Question

Consider a horizontally oriented syringe containing water located at a height of $1.25m$ above the ground. The diameter of the plunger is $8mm$ and the diameter of the nozzle is $2mm$. The plunger is pushed with a constant speed of $0.25m/s$. Find the horizontal range of water stream on the ground.
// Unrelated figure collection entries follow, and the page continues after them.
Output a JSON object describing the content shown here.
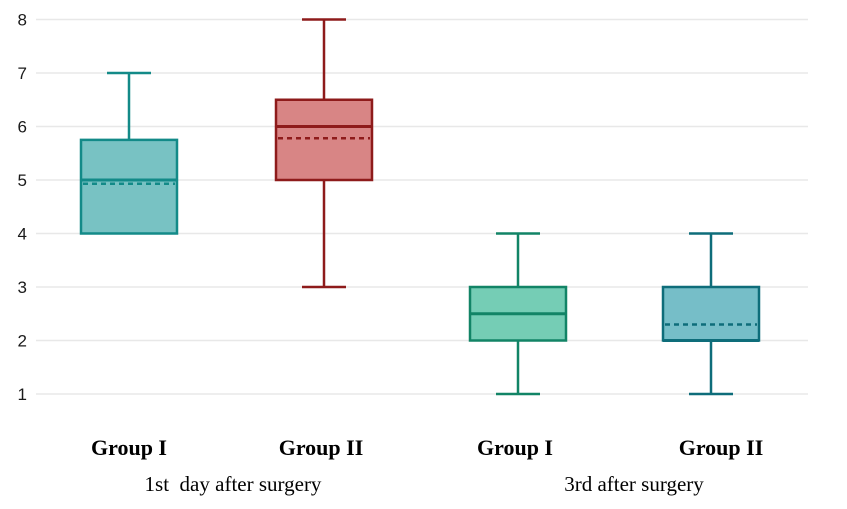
{
  "chart_data": {
    "type": "boxplot",
    "title": "",
    "xlabel": "",
    "ylabel": "",
    "ylim": [
      1,
      8
    ],
    "yticks": [
      "1",
      "2",
      "3",
      "4",
      "5",
      "6",
      "7",
      "8"
    ],
    "grid": true,
    "legend": "none",
    "periods": [
      {
        "label": "1st  day after surgery"
      },
      {
        "label": "3rd after surgery"
      }
    ],
    "series": [
      {
        "name": "Group I",
        "period": 0,
        "min": 4,
        "q1": 4,
        "median": 5,
        "q3": 5.75,
        "max": 7,
        "mean": 4.93,
        "fill": "#78c2c3",
        "stroke": "#138a88"
      },
      {
        "name": "Group II",
        "period": 0,
        "min": 3,
        "q1": 5,
        "median": 6,
        "q3": 6.5,
        "max": 8,
        "mean": 5.78,
        "fill": "#d88585",
        "stroke": "#8e1b1b"
      },
      {
        "name": "Group I",
        "period": 1,
        "min": 1,
        "q1": 2,
        "median": 2.5,
        "q3": 3,
        "max": 4,
        "mean": 2.5,
        "fill": "#75cdb5",
        "stroke": "#128466"
      },
      {
        "name": "Group II",
        "period": 1,
        "min": 1,
        "q1": 2,
        "median": 2,
        "q3": 3,
        "max": 4,
        "mean": 2.3,
        "fill": "#76bec8",
        "stroke": "#0e6d7a"
      }
    ]
  }
}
Take $g=10m/s^2$

Answer 1

From equation of continuity,

$A_1{v}_1=A_2{v}_2$

$\Rightarrow \frac{A_1}{A_2}{v}_1=\left(\frac{\pi r_1^2}{\pi r_2^2}\right)v_1$

or $v_1{\left(\frac{D}{d}\right)}^2{v}_1={\left(\frac{8\times {10}^{-3}}{2\times {10}^{-3}}\right)}^2\times 0.25m/s$

$=4m/s$ (horizontal)

Vertical component of the velocity is zero.

Now, $H=\frac{1}{2}g{t}^2$

$\Rightarrow t=\sqrt{\frac{2H}{g}}$

Range is given by $R=v_{2}t=v_2$

$\sqrt{\frac{2H}{g}}=4\times \sqrt{\frac{2\times 1.25}{10}}=2m$